En una reunión de la Mesa Directiva del Senado, el presidente de Petróleos Paraguayos (Petropar), William Wilka, junto a su equipo técnico, expuso ante legisladores la crítica situación que atraviesa el proyecto inconcluso y el impacto económico que genera la actual operativa de la alcoholera estatal de Mauricio José Troche (Guairá).
El director jurídico de la petrolera estatal, Iván Filártiga, explicó que el contrato original fue rescindido en 2024 tras una auditoría que detectó “una supuesta sobrefacturación o sobrecosto de los equipos”. Sin embargo, la decisión fue impugnada por la contratista EISA, que logró una medida cautelar ante el Tribunal de Cuentas.
“La resolución administrativa que rescindió el contrato hoy se encuentra suspendida”, informó Filártiga, al detallar que esta decisión judicial mantiene el contrato vigente —aunque paralizado— e impide a la estatal avanzar con nuevas alternativas. Justamente, tras esta medida, fue suspendida una nueva licitación de la estatal que buscaba completar las obras.
Lea más: Eddie Jara dejó el tren de molienda de Troche judicializado y en crisis con los cañeros
Filártiga agregó que Petropar ya apeló la medida ante la Corte Suprema de Justicia, buscando destrabar la situación. “Solicitamos que se levante la medida cautelar y que Petropar pueda seguir, ya sea con un nuevo proceso o con otras alternativas”, indicó.
Uno de los puntos cuestionados es la baja caución que presentó la contratista en el marco del juicio en curso. “Fueron aproximadamente 500 millones de guaraníes”, precisó Filártiga, en contraste con un contrato de alrededor de US$ 30 millones y un anticipo pagado cercano a los US$ 7 millones.
Cara y marginal: pérdidas de la planta de Troche
Mientras el proyecto del tren de molienda sigue sin definiciones, Petropar continúa operando la vieja alcoholera de Troche en condiciones que el propio titular de la estatal calificó como desfavorables.
“Producir un litro de alcohol nos cuesta cerca de 11.000 guaraníes, mientras que en el sector privado compramos a casi 6.000 guaraníes”, admitió Wilka ante los senadores.
El titular de Petropar reconoció que la planta apenas cubre entre el 15% y el 20% del etanol que necesita la estatal. “Tengo un sobrecosto bastante alto y es mínima también la producción que estoy teniendo”, admitió.
Actualmente, Petropar adquiere la mayor parte del alcohol que necesita de empresas privadas, pese a que cuenta con una planta propia, que opera con tecnología obsoleta. Según Wilka, la instalación tiene más de 40 años, lecho que limita su eficiencia.
Promesas atadas a una obra paralizada
Wilka defendió la necesidad de concluir el tren de molienda, argumentando que una planta nueva permitiría reducir costos. “Está demostrado que con una fábrica nueva vamos a tener mayor capacidad de extracción y menor costo de mantenimiento”, afirmó.

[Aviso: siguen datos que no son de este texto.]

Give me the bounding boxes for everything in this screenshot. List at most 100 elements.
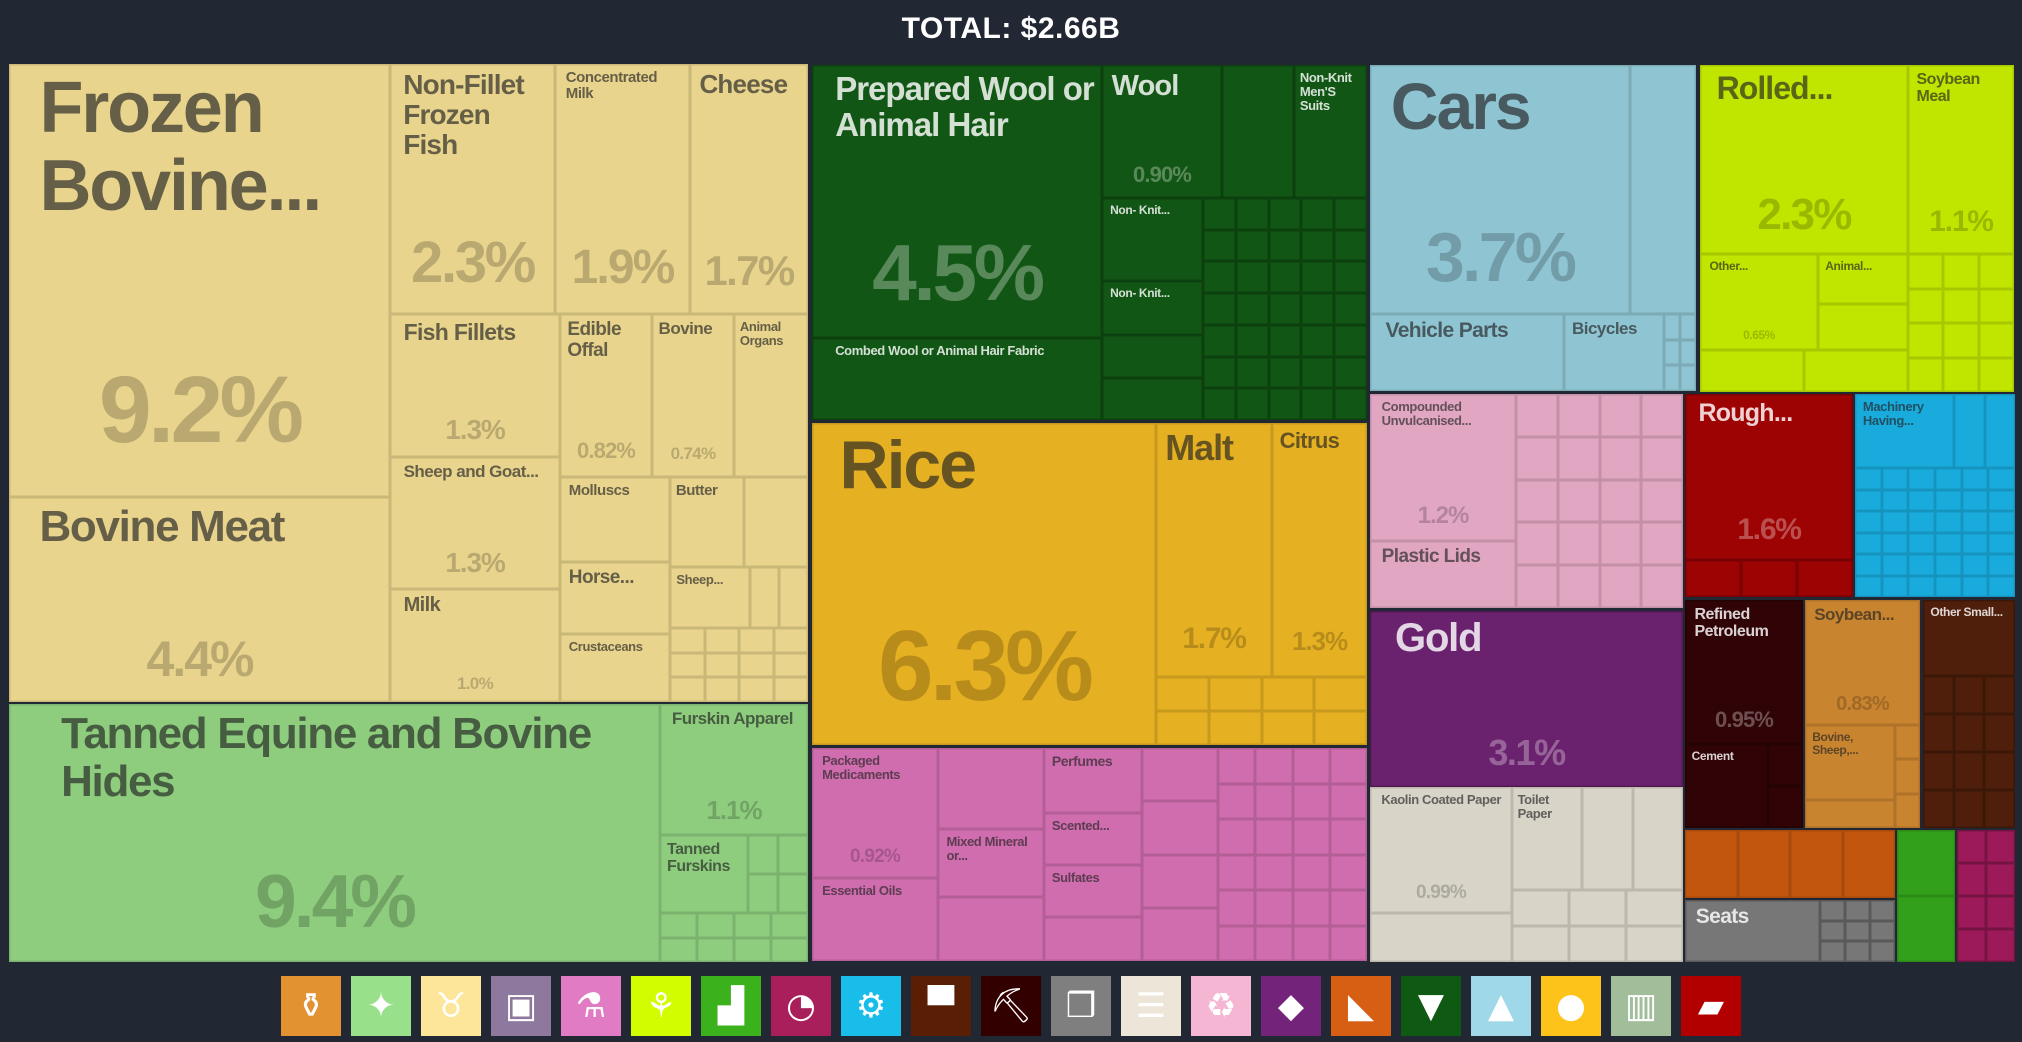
treemap-cell-unlabeled[interactable] <box>1818 304 1908 350</box>
flask-icon[interactable]: ⚗ <box>561 976 621 1036</box>
treemap-cell-unlabeled[interactable] <box>778 835 808 874</box>
treemap-cell[interactable]: Furskin Apparel 1.1% <box>660 704 808 835</box>
treemap-cell[interactable]: Horse... <box>560 562 670 634</box>
treemap-cell-unlabeled[interactable] <box>1957 896 1986 929</box>
diamond-icon[interactable]: ◆ <box>1261 976 1321 1036</box>
treemap-cell-unlabeled[interactable] <box>1988 532 2015 554</box>
treemap-cell-unlabeled[interactable] <box>1935 489 1962 511</box>
treemap-cell-unlabeled[interactable] <box>1329 854 1367 890</box>
treemap-cell-unlabeled[interactable] <box>739 628 774 653</box>
treemap-cell[interactable]: Prepared Wool or Animal Hair 4.5% <box>812 65 1102 338</box>
treemap-cell-unlabeled[interactable] <box>1329 819 1367 855</box>
treemap-cell-unlabeled[interactable] <box>750 567 779 628</box>
treemap-cell-unlabeled[interactable] <box>1334 261 1367 294</box>
tomato-icon[interactable]: ● <box>1541 976 1601 1036</box>
treemap-cell[interactable]: Seats <box>1685 900 1820 962</box>
treemap-cell-unlabeled[interactable] <box>1790 830 1843 898</box>
gauge-icon[interactable]: ◔ <box>771 976 831 1036</box>
treemap-cell-unlabeled[interactable] <box>1988 468 2015 490</box>
treemap-cell-unlabeled[interactable] <box>697 913 734 938</box>
treemap-cell-unlabeled[interactable] <box>1870 941 1895 962</box>
treemap-cell-unlabeled[interactable] <box>1768 786 1803 828</box>
treemap-cell[interactable]: Crustaceans <box>560 634 670 702</box>
treemap-cell-unlabeled[interactable] <box>1292 819 1330 855</box>
treemap-cell-unlabeled[interactable] <box>1235 324 1269 357</box>
treemap-cell-unlabeled[interactable] <box>1953 752 1985 790</box>
treemap-cell-unlabeled[interactable] <box>1820 941 1845 962</box>
treemap-cell-unlabeled[interactable] <box>1908 323 1944 358</box>
treemap-cell-unlabeled[interactable] <box>1044 917 1142 961</box>
treemap-cell[interactable]: Sheep and Goat... 1.3% <box>390 457 560 589</box>
treemap-cell-unlabeled[interactable] <box>1641 394 1683 437</box>
treemap-cell-unlabeled[interactable] <box>1142 801 1218 855</box>
treemap-cell-unlabeled[interactable] <box>1957 863 1986 896</box>
treemap-cell-unlabeled[interactable] <box>1961 532 1989 554</box>
treemap-cell-unlabeled[interactable] <box>1599 479 1642 523</box>
treemap-cell-unlabeled[interactable] <box>704 628 739 653</box>
treemap-cell-unlabeled[interactable] <box>1935 468 1962 490</box>
treemap-cell[interactable]: Non-Knit Men'S Suits <box>1294 65 1367 198</box>
treemap-cell-unlabeled[interactable] <box>1641 436 1683 480</box>
treemap-cell-unlabeled[interactable] <box>1218 748 1256 784</box>
treemap-cell-unlabeled[interactable] <box>1329 925 1367 961</box>
treemap-cell-unlabeled[interactable] <box>1961 489 1989 511</box>
treemap-cell-unlabeled[interactable] <box>1908 489 1935 511</box>
treemap-cell[interactable]: Combed Wool or Animal Hair Fabric <box>812 338 1102 420</box>
treemap-cell[interactable]: Concentrated Milk 1.9% <box>555 64 690 314</box>
treemap-cell-unlabeled[interactable] <box>1957 830 1986 863</box>
treemap-cell[interactable]: Other... 0.65% <box>1700 254 1818 350</box>
treemap-cell-unlabeled[interactable] <box>1897 830 1955 896</box>
treemap-cell-unlabeled[interactable] <box>1954 394 1985 468</box>
treemap-cell-unlabeled[interactable] <box>1961 468 1989 490</box>
treemap-cell-unlabeled[interactable] <box>1142 854 1218 908</box>
treemap-cell-unlabeled[interactable] <box>1292 925 1330 961</box>
treemap-cell-unlabeled[interactable] <box>1208 677 1262 711</box>
treemap-cell[interactable]: Cement <box>1685 744 1768 828</box>
treemap-cell-unlabeled[interactable] <box>1923 714 1954 752</box>
treemap-cell-unlabeled[interactable] <box>1334 293 1367 325</box>
treemap-cell-unlabeled[interactable] <box>773 677 808 702</box>
treemap-cell-unlabeled[interactable] <box>1961 575 1989 597</box>
treemap-cell-unlabeled[interactable] <box>1685 830 1738 898</box>
treemap-cell-unlabeled[interactable] <box>1988 511 2015 533</box>
treemap-cell[interactable]: Tanned Equine and Bovine Hides 9.4% <box>9 704 660 962</box>
treemap-cell-unlabeled[interactable] <box>1855 468 1882 490</box>
treemap-cell-unlabeled[interactable] <box>1292 890 1330 926</box>
treemap-cell-unlabeled[interactable] <box>1845 920 1870 942</box>
treemap-cell-unlabeled[interactable] <box>1908 288 1944 323</box>
treemap-cell-unlabeled[interactable] <box>1329 748 1367 784</box>
treemap-cell-unlabeled[interactable] <box>1203 261 1236 294</box>
treemap-cell-unlabeled[interactable] <box>748 874 778 913</box>
treemap-cell[interactable]: Non- Knit... <box>1102 281 1203 335</box>
treemap-cell-unlabeled[interactable] <box>670 677 705 702</box>
treemap-cell-unlabeled[interactable] <box>1855 575 1882 597</box>
treemap-cell-unlabeled[interactable] <box>1741 560 1797 597</box>
treemap-cell-unlabeled[interactable] <box>1895 793 1920 828</box>
treemap-cell-unlabeled[interactable] <box>1908 254 1944 289</box>
treemap-cell-unlabeled[interactable] <box>1957 929 1986 962</box>
treemap-cell[interactable]: Compounded Unvulcanised... 1.2% <box>1370 394 1516 541</box>
treemap-cell[interactable]: Tanned Furskins <box>660 835 748 913</box>
treemap-cell-unlabeled[interactable] <box>1235 229 1269 262</box>
treemap-cell-unlabeled[interactable] <box>1870 920 1895 942</box>
treemap-cell-unlabeled[interactable] <box>1516 394 1558 437</box>
treemap-cell[interactable]: Toilet Paper <box>1512 787 1582 890</box>
treemap-cell[interactable]: Vehicle Parts <box>1370 314 1564 391</box>
treemap-cell-unlabeled[interactable] <box>1630 65 1696 314</box>
treemap-cell-unlabeled[interactable] <box>1203 356 1236 389</box>
treemap-cell-unlabeled[interactable] <box>1314 677 1367 711</box>
treemap-cell-unlabeled[interactable] <box>1301 388 1335 420</box>
treemap-cell-unlabeled[interactable] <box>1235 261 1269 294</box>
ammunition-icon[interactable]: ▥ <box>1611 976 1671 1036</box>
gears-icon[interactable]: ⚙ <box>841 976 901 1036</box>
treemap-cell-unlabeled[interactable] <box>1855 554 1882 576</box>
treemap-cell-unlabeled[interactable] <box>1685 560 1741 597</box>
scroll-icon[interactable]: ☰ <box>1121 976 1181 1036</box>
treemap-cell-unlabeled[interactable] <box>1235 293 1269 325</box>
treemap-cell-unlabeled[interactable] <box>1334 324 1367 357</box>
treemap-cell-unlabeled[interactable] <box>1988 489 2015 511</box>
treemap-cell-unlabeled[interactable] <box>1881 511 1909 533</box>
treemap-cell-unlabeled[interactable] <box>1943 288 1979 323</box>
treemap-cell-unlabeled[interactable] <box>1255 854 1293 890</box>
treemap-cell-unlabeled[interactable] <box>1599 394 1642 437</box>
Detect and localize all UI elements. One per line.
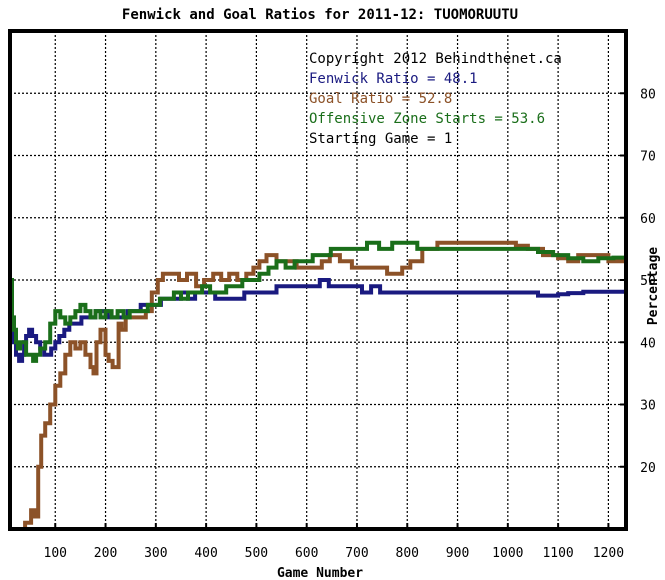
series-line-goal-ratio	[23, 240, 626, 529]
x-tick-label: 700	[345, 546, 368, 561]
legend-entry: Fenwick Ratio = 48.1	[309, 71, 478, 87]
y-tick-label: 70	[640, 150, 656, 165]
y-tick-label: 80	[640, 87, 656, 102]
x-tick-label: 100	[44, 546, 67, 561]
x-tick-label: 400	[194, 546, 217, 561]
chart-title: Fenwick and Goal Ratios for 2011-12: TUO…	[122, 7, 518, 23]
y-tick-label: 30	[640, 399, 656, 414]
x-tick-label: 800	[396, 546, 419, 561]
y-tick-label: 20	[640, 461, 656, 476]
legend-entry: Copyright 2012 Behindthenet.ca	[309, 51, 562, 67]
series-line-offensive-zone-starts	[10, 240, 626, 363]
x-tick-label: 500	[245, 546, 268, 561]
series-layer	[10, 240, 626, 529]
y-axis-ticks: 20 30 40 50 60 70 80	[620, 87, 656, 476]
x-tick-label: 200	[94, 546, 117, 561]
y-tick-label: 60	[640, 212, 656, 227]
y-tick-label: 40	[640, 336, 656, 351]
legend-entry: Goal Ratio = 52.8	[309, 91, 452, 107]
series-line-fenwick-ratio	[10, 278, 626, 363]
y-axis-label: Percentage	[646, 247, 661, 325]
x-tick-label: 600	[295, 546, 318, 561]
x-tick-label: 1200	[593, 546, 624, 561]
x-tick-label: 1000	[492, 546, 523, 561]
x-axis-ticks: 100 200 300 400 500 600 700 800 900 1000 1100 1200	[44, 523, 624, 561]
legend: Copyright 2012 Behindthenet.ca Fenwick Ra…	[309, 51, 562, 147]
x-tick-label: 1100	[542, 546, 573, 561]
legend-entry: Starting Game = 1	[309, 131, 452, 147]
x-axis-label: Game Number	[277, 566, 363, 580]
x-tick-label: 900	[446, 546, 469, 561]
x-tick-label: 300	[144, 546, 167, 561]
y-tick-label: 50	[640, 274, 656, 289]
legend-entry: Offensive Zone Starts = 53.6	[309, 111, 545, 127]
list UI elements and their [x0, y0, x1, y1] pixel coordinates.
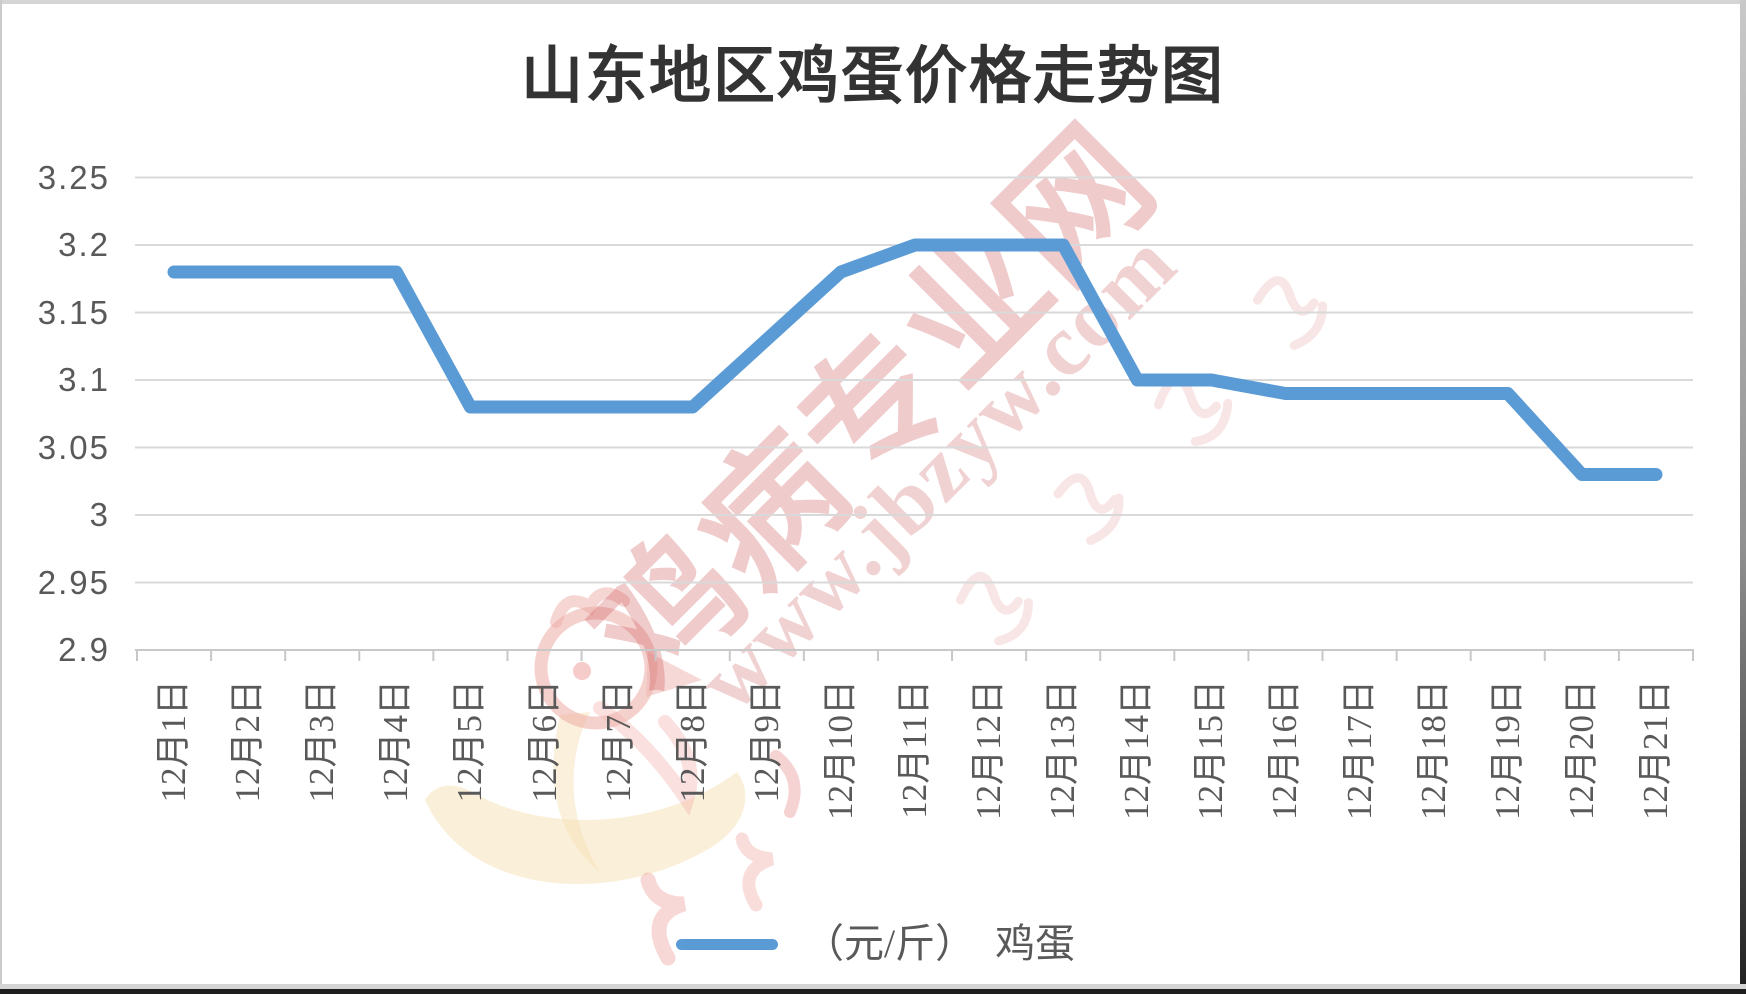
x-axis-tick-label: 12月12日: [969, 680, 1009, 821]
x-axis-tick-label: 12月7日: [598, 680, 638, 803]
window-border-bottom: [0, 984, 1746, 994]
y-axis-tick-label: 3.15: [37, 293, 110, 331]
y-axis-tick-label: 3.05: [37, 428, 110, 466]
x-axis-tick-label: 12月6日: [524, 680, 564, 803]
y-axis-tick-label: 2.9: [58, 631, 110, 668]
window-border-right: [1740, 0, 1746, 994]
x-axis-tick-label: 12月3日: [302, 680, 342, 803]
x-axis-tick-label: 12月5日: [450, 680, 490, 803]
x-axis-tick-label: 12月11日: [895, 680, 934, 819]
chart-title: 山东地区鸡蛋价格走势图: [520, 43, 1225, 111]
x-axis-tick-label: 12月15日: [1191, 680, 1231, 821]
x-axis-tick-label: 12月4日: [376, 680, 416, 803]
x-axis-tick-label: 12月1日: [154, 680, 194, 803]
y-axis-tick-label: 3.2: [58, 226, 110, 263]
x-axis-tick-label: 12月10日: [820, 680, 860, 821]
x-axis-tick-label: 12月14日: [1117, 680, 1157, 821]
x-axis-tick-label: 12月19日: [1487, 680, 1527, 821]
y-axis-tick-label: 2.95: [37, 563, 110, 601]
window-border-left: [0, 0, 2, 994]
x-axis-tick-label: 12月20日: [1561, 680, 1601, 821]
x-axis-tick-label: 12月17日: [1339, 680, 1379, 821]
x-axis-tick-label: 12月9日: [746, 680, 786, 803]
legend-line-swatch: [676, 939, 778, 950]
y-axis-tick-label: 3.25: [37, 158, 110, 196]
x-axis-tick-label: 12月18日: [1413, 680, 1453, 821]
legend-series-label: （元/斤） 鸡蛋: [804, 921, 1076, 966]
window-border-top: [0, 0, 1746, 4]
x-axis-tick-label: 12月21日: [1635, 680, 1675, 821]
x-axis-tick-label: 12月8日: [672, 680, 712, 803]
y-axis-tick-label: 3.1: [58, 361, 110, 398]
x-axis-tick-label: 12月16日: [1265, 680, 1305, 821]
price-line-series: [167, 238, 1663, 481]
y-axis-tick-label: 3: [89, 496, 110, 533]
x-axis-tick-label: 12月13日: [1043, 680, 1083, 821]
x-axis-tick-label: 12月2日: [228, 680, 268, 803]
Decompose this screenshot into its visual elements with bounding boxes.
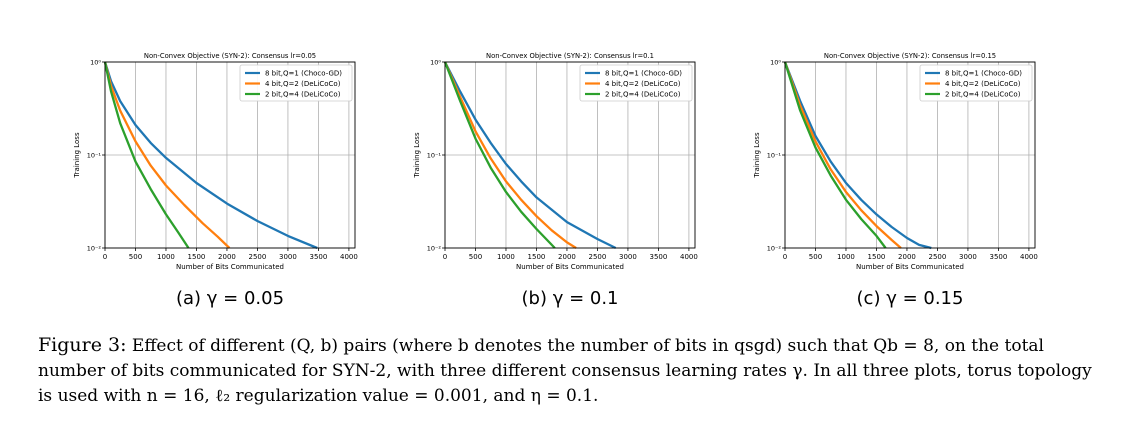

Según sus estimaciones, la modernización permitiría reducir el costo del alcohol entre un 20% y 25% por zafra. No obstante, estos beneficios dependen de destrabar un proyecto actualmente atrapado en instancias judiciales.
Un contrato millonario y un “elefante blanco”
El tren de molienda fue adjudicado en 2021 a la empresa EISA, por G. 195.299 millones, durante la administración de Denis Lichi (actual gobernador de Cordillera). La firma no concluyó la obra dentro del plazo, pese a haber recibido un anticipo de más de G. 41.800 millones.
Posteriormente, tras un avenimiento ante la DNCP en 2023, se subcontrató a la firma Ocho A para finalizar los trabajos. Sin embargo, la administración de Eddie Jara suspendió las obras y finalmente rescindió el contrato en octubre de 2024.
Lea más: Petropar derrochará otros US$ 20 millones para “terminar” planta de Troche
La reacción de EISA derivó en la actual judicialización del caso, que no solo dejó sin efecto la rescisión, sino que también paralizó un nuevo llamado a licitación por más de US$ 20 millones para concluir la planta, lo que también fue cuestionado por sobrefacturación.
Con este escenario, Petropar queda atrapada entre un contrato suspendido, una obra inconclusa y una planta que opera a pérdida, mientras sigue dependiendo del sector privado para cubrir la mayor parte de su demanda de alcohol.
En ese contexto, varios legisladores cuestionaron la continuidad operativa de la planta de Troche a pesar de sus pérdidas, y sostuvieron que su funcionamiento responde más a intereses políticos que a criterios de eficiencia. Según señalaron, la alcoholera se mantiene activa porque beneficia a operadores colorados del departamento de Guairá, en detrimento de una gestión más racional de los recursos públicos.